Dehumanization of Palestinians in Israeli discourse

Some Israeli politicians, media figures, military officials, and other public voices have used zoomorphic and otherwise subhuman rhetoric to describe Palestinians. This kind of dehumanization is commonplace on both sides of the Israeli–Palestinian conflict. The Israeli rhetoric classifies Palestinians as non-human species, such as "animals," "vermin," or "insects," a practice which scholars indicate can serve to enable violence and form a prelude to genocide.

A recurrent metaphor, going back to a statement by former Prime Minister Ehud Barak in 1996 which pictured Israel, a "vanguard of culture against barbarism" as a flourishing "villa in the jungle", implied that those outside the villa's grounds were wild beasts.

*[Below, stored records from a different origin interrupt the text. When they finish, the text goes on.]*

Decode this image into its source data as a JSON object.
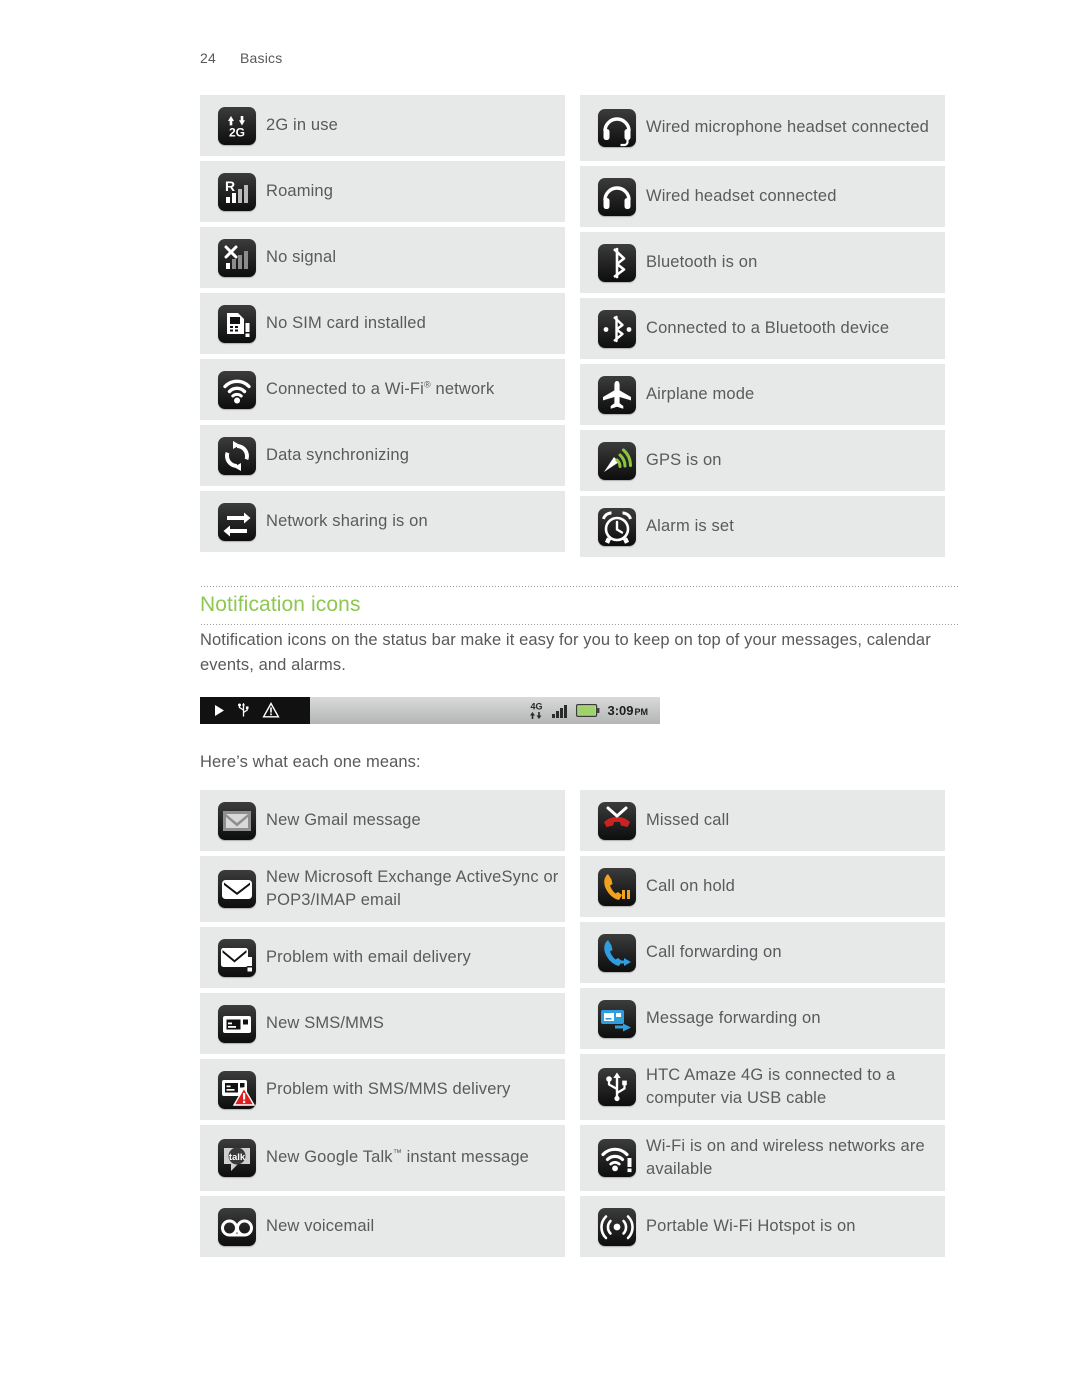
{
  "runhead": {
    "page_number": "24",
    "section": "Basics"
  },
  "status_table": {
    "left": [
      {
        "icon": "2g-in-use-icon",
        "label": "2G in use"
      },
      {
        "icon": "roaming-icon",
        "label": "Roaming"
      },
      {
        "icon": "no-signal-icon",
        "label": "No signal"
      },
      {
        "icon": "no-sim-card-icon",
        "label": "No SIM card installed"
      },
      {
        "icon": "wifi-connected-icon",
        "label": "Connected to a Wi-Fi",
        "label_sup": "®",
        "label_tail": " network"
      },
      {
        "icon": "data-sync-icon",
        "label": "Data synchronizing"
      },
      {
        "icon": "network-sharing-icon",
        "label": "Network sharing is on"
      }
    ],
    "right": [
      {
        "icon": "wired-microphone-headset-icon",
        "label": "Wired microphone headset connected"
      },
      {
        "icon": "wired-headset-icon",
        "label": "Wired headset connected"
      },
      {
        "icon": "bluetooth-on-icon",
        "label": "Bluetooth is on"
      },
      {
        "icon": "bluetooth-connected-icon",
        "label": "Connected to a Bluetooth device"
      },
      {
        "icon": "airplane-mode-icon",
        "label": "Airplane mode"
      },
      {
        "icon": "gps-on-icon",
        "label": "GPS is on"
      },
      {
        "icon": "alarm-set-icon",
        "label": "Alarm is set"
      }
    ]
  },
  "notification_section": {
    "heading": "Notification icons",
    "intro": "Notification icons on the status bar make it easy for you to keep on top of your messages, calendar events, and alarms.",
    "lead_in": "Here’s what each one means:",
    "status_bar_sample": {
      "left_icons": [
        "play-icon",
        "usb-icon",
        "alert-triangle-icon"
      ],
      "network_label": "4G",
      "right_icons": [
        "data-updown-icon",
        "signal-bars-icon",
        "battery-icon"
      ],
      "time": "3:09",
      "ampm": "PM"
    }
  },
  "notification_table": {
    "left": [
      {
        "icon": "gmail-icon",
        "label": "New Gmail message"
      },
      {
        "icon": "exchange-email-icon",
        "label": "New Microsoft Exchange ActiveSync or POP3/IMAP email"
      },
      {
        "icon": "email-problem-icon",
        "label": "Problem with email delivery"
      },
      {
        "icon": "sms-mms-icon",
        "label": "New SMS/MMS"
      },
      {
        "icon": "sms-problem-icon",
        "label": "Problem with SMS/MMS delivery"
      },
      {
        "icon": "google-talk-icon",
        "label": "New Google Talk",
        "label_sup": "™",
        "label_tail": " instant message"
      },
      {
        "icon": "voicemail-icon",
        "label": "New voicemail"
      }
    ],
    "right": [
      {
        "icon": "missed-call-icon",
        "label": "Missed call"
      },
      {
        "icon": "call-on-hold-icon",
        "label": "Call on hold"
      },
      {
        "icon": "call-forwarding-icon",
        "label": "Call forwarding on"
      },
      {
        "icon": "message-forwarding-icon",
        "label": "Message forwarding on"
      },
      {
        "icon": "usb-connected-icon",
        "label": "HTC Amaze 4G is connected to a computer via USB cable"
      },
      {
        "icon": "wifi-available-icon",
        "label": "Wi-Fi is on and wireless networks are available"
      },
      {
        "icon": "portable-hotspot-icon",
        "label": "Portable Wi-Fi Hotspot is on"
      }
    ]
  },
  "colors": {
    "heading_green": "#8ec751",
    "row_background": "#e7e9e9",
    "body_text": "#58595b",
    "icon_tile": "#101010"
  }
}
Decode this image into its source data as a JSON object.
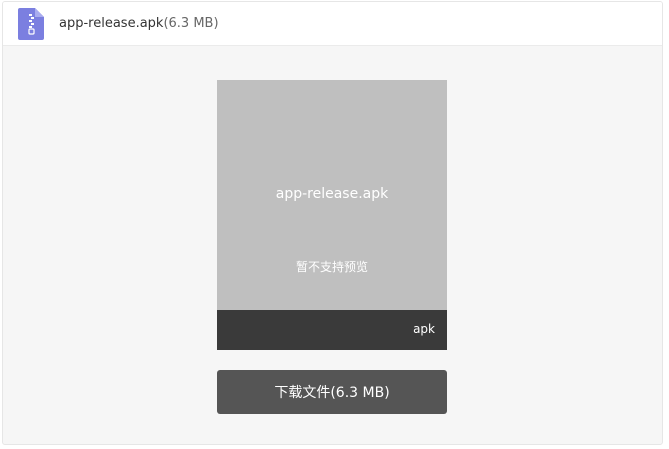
{
  "header": {
    "file_icon": "zip-file-icon",
    "file_name": "app-release.apk",
    "file_size": "(6.3 MB)"
  },
  "preview": {
    "file_name": "app-release.apk",
    "message": "暂不支持预览",
    "extension": "apk"
  },
  "download_button": {
    "label": "下载文件(6.3 MB)"
  },
  "colors": {
    "icon_accent": "#7b7fe0",
    "preview_bg": "#bfbfbf",
    "preview_footer": "#3a3a3a",
    "button_bg": "#555555",
    "page_bg": "#f6f6f6"
  }
}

Ariel Sharon's son Gilad Sharon stated that the aim of 2012 Gaza War in November 2012 was "a Tarzan-like cry that lets the entire jungle know in no uncertain terms just who won, and just who was defeated". According to Neve Gordon, who has spoken about statements which have been made during the ongoing Gaza war, Israel's military conflicts with Palestinians are frequently framed in terms of a conflict between civilized Israeli soldiers who are serving in the most moral army on earth and their adversaries, Palestinians, who are perceived as 'human animals' incapable of grasping the rules of war.

With the aid of similes, Israel's wars have frequently been likened to battles with an adversarial creature. Such comparisons have been used frequently during Israel's conflict with Palestinians in Gaza, who have variously been depicted as "ants", "fish" or "sitting ducks". IDF Soldiers who have spoken about the military operations which they have conducted in the Gaza Strip have compared them to burning up ants with a magnifying glass or shooting guns into a barrel which is crammed with fish. Gaza itself has been called "a hornets' nest" or "nest of wasps" (by Moshe Dayan), as has Ain el-Hilweh, the Palestinian refugee camp in Lebanon.